US leads, UK loiters

While the British Government fails to make up its mind on the fate of Iraqi asylum seekers, the US sentate has done the decent thing. An ammendment to a defense bill by Senator Ted Kennedy (D, Mass) means Iraqis who have worked for US forces can rely on a speedy asylum process (via Norm):

The amendment raises the number of Iraqi interpreters and U.S. government employees (with at least one year of service) who can be admitted under a special immigrant visa program from five hundred to five thousand each year for the next five years. It creates a special category (“Priority 2”) of persecuted Iraqis—including U.S. employees, people working for American news and nongovernmental organizations, contractors, and members of religious minorities, and their families—whose refugee applications can be heard directly by the U.S. government without a United Nations referral, which should speed up and streamline an extremely sluggish process.

There’s a campaign to introduce similar measures here in the UK. Dan reminds us about the meeting next week at Portcullis House, and how you can invite your MP.

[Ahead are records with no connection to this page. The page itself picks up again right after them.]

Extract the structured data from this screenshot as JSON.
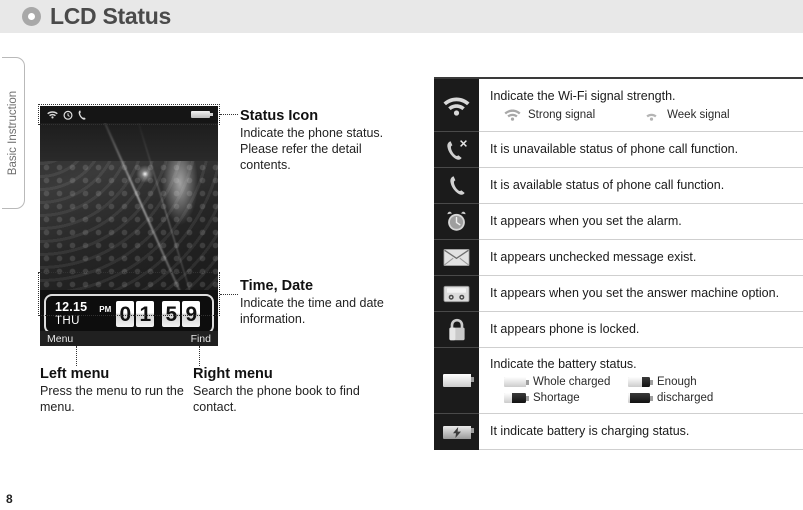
{
  "header": {
    "title": "LCD Status",
    "bullet_icon": "filled-circle-icon"
  },
  "side_tab": {
    "label": "Basic Instruction"
  },
  "page_number": "8",
  "phone": {
    "status_bar": {
      "icons": [
        "wifi-icon",
        "alarm-clock-icon",
        "phone-handset-icon"
      ],
      "battery_icon": "battery-full-icon"
    },
    "clock_widget": {
      "date": "12.15",
      "weekday": "THU",
      "meridiem": "PM",
      "hour_digits": [
        "0",
        "1"
      ],
      "minute_digits": [
        "5",
        "9"
      ]
    },
    "softkeys": {
      "left": "Menu",
      "right": "Find"
    }
  },
  "annotations": [
    {
      "id": "status-icon",
      "title": "Status Icon",
      "body": "Indicate the phone status. Please refer the detail contents."
    },
    {
      "id": "time-date",
      "title": "Time, Date",
      "body": "Indicate the time and date information."
    },
    {
      "id": "left-menu",
      "title": "Left menu",
      "body": "Press the menu to run the menu."
    },
    {
      "id": "right-menu",
      "title": "Right menu",
      "body": "Search the phone book to find contact."
    }
  ],
  "status_table": {
    "rows": [
      {
        "icon": "wifi-icon",
        "text": "Indicate the Wi-Fi signal strength.",
        "sub_items": [
          {
            "icon": "wifi-strong-icon",
            "label": "Strong signal"
          },
          {
            "icon": "wifi-weak-icon",
            "label": "Week signal"
          }
        ]
      },
      {
        "icon": "phone-call-unavailable-icon",
        "text": "It is unavailable status of phone call function.",
        "sub_items": []
      },
      {
        "icon": "phone-call-available-icon",
        "text": "It is available status of phone call function.",
        "sub_items": []
      },
      {
        "icon": "alarm-clock-icon",
        "text": "It appears when you set the alarm.",
        "sub_items": []
      },
      {
        "icon": "envelope-icon",
        "text": "It appears unchecked message exist.",
        "sub_items": []
      },
      {
        "icon": "answer-machine-icon",
        "text": "It appears when you set the answer machine option.",
        "sub_items": []
      },
      {
        "icon": "padlock-icon",
        "text": "It appears phone is locked.",
        "sub_items": []
      },
      {
        "icon": "battery-icon",
        "text": "Indicate the battery status.",
        "sub_items": [
          {
            "icon": "battery-full-icon",
            "label": "Whole charged",
            "level": 100
          },
          {
            "icon": "battery-enough-icon",
            "label": "Enough",
            "level": 62
          },
          {
            "icon": "battery-shortage-icon",
            "label": "Shortage",
            "level": 38
          },
          {
            "icon": "battery-discharged-icon",
            "label": "discharged",
            "level": 8
          }
        ]
      },
      {
        "icon": "battery-charging-icon",
        "text": "It indicate battery is charging status.",
        "sub_items": []
      }
    ]
  },
  "colors": {
    "header_bg": "#e8e8e8",
    "icon_cell_bg": "#1b1b1b",
    "row_border": "#cfcfcf",
    "text": "#1a1a1a"
  }
}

Meanwhile, in the week after Gordon Brown said “Human Rights are Universal”, the Independent interviews asylum seekers from Darfur, Zimbabwe and Burma who are about to be deported back to their countries of origin, where they will be in grave danger. This confusion is testimony to how poisoned the immigration debate has become, with “illegal immigrants” confused with economic migrants, asylum seekers, and legal refugees. The fact that government departments and agencies are so slow to adopt the morally decent policy on these issues is, I think, a failure of leadership. They need political cover from Ministers.